Лукан вздрогнул и, подняв глаза, увидел стоящего перед ним мужчину. Он был чисто выбрит и лыс, за исключением пучка темных волос на макушке. Его медная кожа говорила о городах у Моря Скорби или о землях еще дальше к востоку, но глаза — янтарные с алыми крапинками — намекали на совершенно иное происхождение. Мужчина пододвинул стул и сел.
— Я не разрешал вам садиться, — резко сказал Лукан, раздраженный тем, что его застали врасплох.
— А я и не просил разрешения, — ответил незнакомец, и на его губах появилось слабое подобие улыбки. Такие слова, произнесенные кем-то другим, в другой манере, могли бы заставить Лукана приготовиться к неприятностям. Однако в голосе мужчины не было и намека на угрозу, только легкая насмешка. В его фигуре также не было ничего пугающего; он был гибкого телосложения и ниже Лукана. Несмотря на это, в его взгляде была тяжесть, которая заставляла Лукана действовать осторожно.
— Вам что-то нужно? — спросил Лукан.
— Я мог бы задать вам тот же вопрос. — Мужчина потянулся через стол и сорвал цветок сумеречной розы с пустого бокала Лукана.
— А-а... — Лукан огляделся по сторонам и наклонился ближе. — Значит, вы человек Писца?

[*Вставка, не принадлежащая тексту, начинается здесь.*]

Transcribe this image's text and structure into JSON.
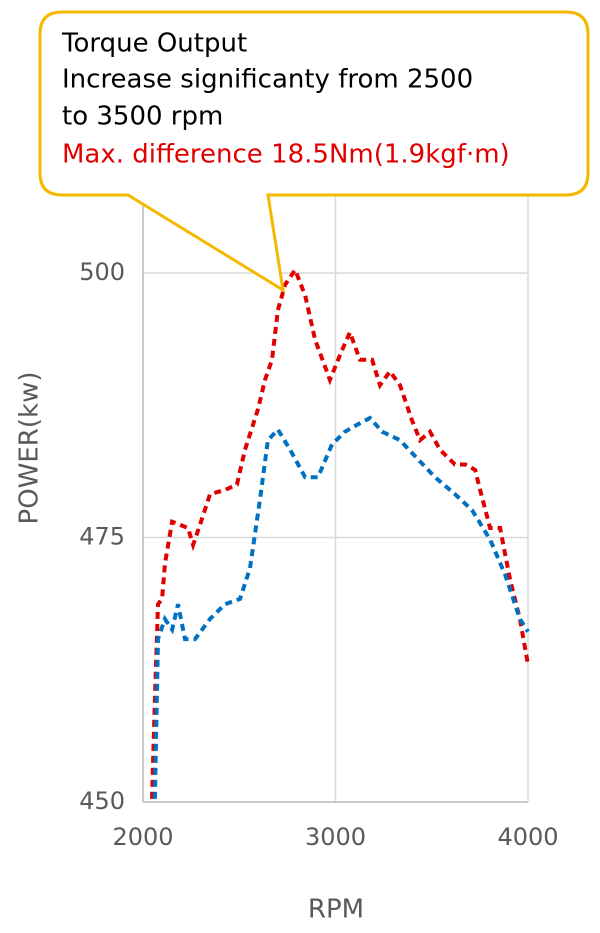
{
  "chart_data": {
    "type": "line",
    "xlabel": "RPM",
    "ylabel": "POWER(kw)",
    "annotation": {
      "title": "Torque Output",
      "lines": [
        "Increase significanty from 2500",
        "to 3500 rpm"
      ],
      "highlight": "Max. difference 18.5Nm(1.9kgf·m)",
      "highlight_color": "#e00000"
    },
    "xlim": [
      2000,
      4000
    ],
    "xticks": [
      2000,
      3000,
      4000
    ],
    "ylim": [
      450,
      507
    ],
    "yticks": [
      450,
      475,
      500
    ],
    "grid": true,
    "series": [
      {
        "color": "#e00000",
        "x": [
          2047,
          2062,
          2078,
          2099,
          2114,
          2151,
          2192,
          2234,
          2260,
          2296,
          2348,
          2426,
          2488,
          2530,
          2597,
          2634,
          2670,
          2701,
          2738,
          2790,
          2842,
          2894,
          2971,
          3034,
          3075,
          3127,
          3190,
          3231,
          3283,
          3335,
          3397,
          3439,
          3491,
          3543,
          3621,
          3673,
          3725,
          3751,
          3803,
          3855,
          3907,
          3958,
          4000
        ],
        "values": [
          450.3,
          459.7,
          468.7,
          469.2,
          472.5,
          476.5,
          476.2,
          475.9,
          474.3,
          476.2,
          479.1,
          479.5,
          480,
          483.3,
          487.1,
          489.9,
          491.8,
          496.5,
          498.9,
          500.3,
          497.9,
          493.7,
          489.9,
          492.7,
          494.4,
          491.8,
          491.8,
          489.4,
          490.7,
          489.4,
          486.1,
          484.2,
          485,
          483.3,
          481.9,
          481.9,
          481.4,
          479.5,
          475.9,
          475.9,
          471,
          467.3,
          463
        ]
      },
      {
        "color": "#0070c0",
        "x": [
          2062,
          2078,
          2114,
          2151,
          2182,
          2218,
          2270,
          2348,
          2426,
          2504,
          2556,
          2608,
          2649,
          2701,
          2764,
          2842,
          2909,
          2982,
          3049,
          3117,
          3179,
          3242,
          3335,
          3428,
          3517,
          3621,
          3709,
          3803,
          3881,
          3958,
          4000
        ],
        "values": [
          450.3,
          465.4,
          467.3,
          466.3,
          468.7,
          465.4,
          465.4,
          467.3,
          468.7,
          469.2,
          472.1,
          478.6,
          484.2,
          485.2,
          483.3,
          480.7,
          480.7,
          483.8,
          485,
          485.7,
          486.3,
          485,
          484.2,
          482.4,
          480.7,
          479.1,
          477.6,
          474.8,
          471.5,
          467.3,
          466.1
        ]
      }
    ]
  }
}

— Я сам себе хозяин. Но, да, я имею честь служить у женщины, которую вы знаете как Писца. Меня зовут Джуро.
Лукан указал на цветок:
— Это была ваша идея?
— Сумеречная роза — замечательное растение, — ответил Джуро, вертя цветок между двумя пальцами. — Его лепестки остаются закрытыми в течение дня, что придает ему сухой, сморщенный вид. И все же, когда сгущаются сумерки... — Он сжал свободную руку в кулак, а затем растопырил пальцы, изображая раскрывающийся цветок. — Видимость смерти оказывается иллюзией, обманом. — Он опустил цветок. — Совсем как подделка.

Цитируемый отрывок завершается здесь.